Defendemos os seguintes princípios e diretrizes:

a) os critérios gerais devem ser estabelecidos pela legislação federal, padronizando os processos e diminuindo a insegurança jurídica decorrente da excessiva discricionariedade do agente público e entre os entes federativos, evitando a “competição não virtuosa” que estimula Estados e municípios a fragilizarem seus critérios para atraírem empresas;

b) o diálogo entre o meio ambiente e “a engenharia (inclusive financeira)” deve ser modernizado para que o paradigma atual do conflito seja mudado para o paradigma da colaboração. O mundo moderno já pratica a sobreposição dos desafios da engenharia e do meio ambiente nos projetos e, a partir daí, a colaboração entre esses dois elementos se faz mais presente e o resultado é a eficiência da “engenharia” com preservação do meio ambiente.

c) o rito do licenciamento e as respectivas exigências devem considerar o efetivo potencial de impacto e na fragilidade ou importância socioambiental do local do empreendimento;

d) as atividades e empreendimentos que impliquem em supressão de vegetação nativa devem necessariamente passar pelo processo de licenciamento ambiental;

e) devem ser definidos prazos para todas as etapas do licenciamento, de forma a assegurar previsibilidade aos solicitantes da(s) licença(s) e melhor capacidade de acompanhamento por parte dos investidores e da sociedade;

f) devem ser garantidos os investimentos em capacitação técnica, recursos humanos e infraestrutura nos órgãos ambientais responsáveis pelas atividades de licenciamento, como condição básica para que os prazos sejam cumpridos; e,

g) devem ser estabelecidos critérios mínimos de capacidade institucional a serem comprovadas pelos municípios interessados em assumir os processos de licenciamento ambiental.

Agência CanalEnergia: Quais as propostas para recuperar o Rio São Francisco?

João Paulo R. Capobianco: A recuperação do Rio São Francisco não é um problema ambiental.
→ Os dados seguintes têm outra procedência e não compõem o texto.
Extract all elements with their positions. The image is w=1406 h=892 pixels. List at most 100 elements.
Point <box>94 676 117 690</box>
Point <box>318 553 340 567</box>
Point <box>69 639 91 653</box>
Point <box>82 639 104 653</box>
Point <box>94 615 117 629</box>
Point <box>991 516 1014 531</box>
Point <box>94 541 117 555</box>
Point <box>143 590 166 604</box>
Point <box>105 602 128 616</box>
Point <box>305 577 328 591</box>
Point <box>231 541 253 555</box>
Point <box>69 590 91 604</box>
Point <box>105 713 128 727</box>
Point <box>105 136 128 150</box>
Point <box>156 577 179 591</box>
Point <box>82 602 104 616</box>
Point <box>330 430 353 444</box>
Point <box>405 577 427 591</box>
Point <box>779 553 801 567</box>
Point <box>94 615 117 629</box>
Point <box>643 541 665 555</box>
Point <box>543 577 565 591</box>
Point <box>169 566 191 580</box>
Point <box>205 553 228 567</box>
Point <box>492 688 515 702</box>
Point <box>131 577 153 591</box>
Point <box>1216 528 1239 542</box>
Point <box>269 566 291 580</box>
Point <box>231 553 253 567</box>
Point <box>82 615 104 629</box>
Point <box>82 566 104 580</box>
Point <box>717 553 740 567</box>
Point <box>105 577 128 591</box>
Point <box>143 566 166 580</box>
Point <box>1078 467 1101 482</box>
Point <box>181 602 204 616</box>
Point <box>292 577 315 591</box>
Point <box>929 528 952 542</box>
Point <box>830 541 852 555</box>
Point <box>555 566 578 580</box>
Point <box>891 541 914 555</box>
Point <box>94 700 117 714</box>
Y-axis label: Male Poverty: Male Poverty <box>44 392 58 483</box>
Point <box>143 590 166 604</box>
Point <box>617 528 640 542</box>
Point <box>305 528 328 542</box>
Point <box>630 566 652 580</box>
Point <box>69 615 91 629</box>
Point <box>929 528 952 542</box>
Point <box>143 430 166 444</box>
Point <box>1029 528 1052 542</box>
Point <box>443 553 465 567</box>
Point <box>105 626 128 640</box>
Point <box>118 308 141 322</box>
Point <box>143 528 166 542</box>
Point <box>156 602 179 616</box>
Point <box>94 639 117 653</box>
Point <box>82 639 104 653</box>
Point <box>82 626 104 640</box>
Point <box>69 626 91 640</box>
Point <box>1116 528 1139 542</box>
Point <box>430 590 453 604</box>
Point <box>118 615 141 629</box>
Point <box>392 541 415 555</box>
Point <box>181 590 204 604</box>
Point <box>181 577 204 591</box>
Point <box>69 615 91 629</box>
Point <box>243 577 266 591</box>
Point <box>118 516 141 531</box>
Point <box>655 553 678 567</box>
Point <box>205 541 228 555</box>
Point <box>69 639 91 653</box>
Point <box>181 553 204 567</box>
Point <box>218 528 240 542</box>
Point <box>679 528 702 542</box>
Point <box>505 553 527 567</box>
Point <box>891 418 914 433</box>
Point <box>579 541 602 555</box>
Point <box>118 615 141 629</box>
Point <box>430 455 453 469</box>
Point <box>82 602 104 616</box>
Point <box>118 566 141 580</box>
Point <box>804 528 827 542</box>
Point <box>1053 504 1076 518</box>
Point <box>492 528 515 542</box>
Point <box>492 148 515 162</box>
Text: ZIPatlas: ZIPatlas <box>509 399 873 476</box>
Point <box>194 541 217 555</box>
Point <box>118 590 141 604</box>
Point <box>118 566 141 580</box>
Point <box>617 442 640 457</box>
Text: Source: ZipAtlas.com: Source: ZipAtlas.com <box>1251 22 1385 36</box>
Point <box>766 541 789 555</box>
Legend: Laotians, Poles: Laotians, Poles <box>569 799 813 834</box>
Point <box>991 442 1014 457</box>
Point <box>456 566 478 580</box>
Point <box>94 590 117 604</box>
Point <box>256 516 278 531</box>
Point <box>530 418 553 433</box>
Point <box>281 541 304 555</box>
É um problema de desenvolvimento regional. Ao lado de atividades como reflorestamento, desassoreamento etc, é preciso dar espaço para atividades econômicas comprometidas com a existência do rio. Como contraexemplo, a experiência internacional mostra que a irrigação com desperdício (pivô central, por exemplo) e em larga escala, pode esgotar os recursos hídricos.

Os cenários climáticos produzidos no âmbito do IPCC (International Panel on Climate Change) são todos coincidentes em mostrar que, até o final do século, a região do semiárido deverá ter reduzida ainda mais sua precipitação e disponibilidade hídrica. Isso significará uma enorme pressão sobre o Rio São Francisco. Garantir a afluência de tributários terá enorme importância.

Mas no nosso entender, o principal ator para essas ações não é o governo federal, que deve articular o fórum das sete unidades da federação diretamente envolvidas. Caberá a esses Estados (Minas Gerais, Goiás, Distrito Federal, Bahia, Pernambuco, Alagoas e Sergipe) definir a política de desenvolvimento regional com vistas à recuperação e continuidade do Rio São Francisco. Os recursos públicos necessários a essa recuperação serão objeto de negociação no Orçamento Geral da União na respectiva Lei de Diretrizes Orçamentárias. Adianta-se que, em princípio, na nossa visão não cabem encargos ao sistema elétrico nessa direção.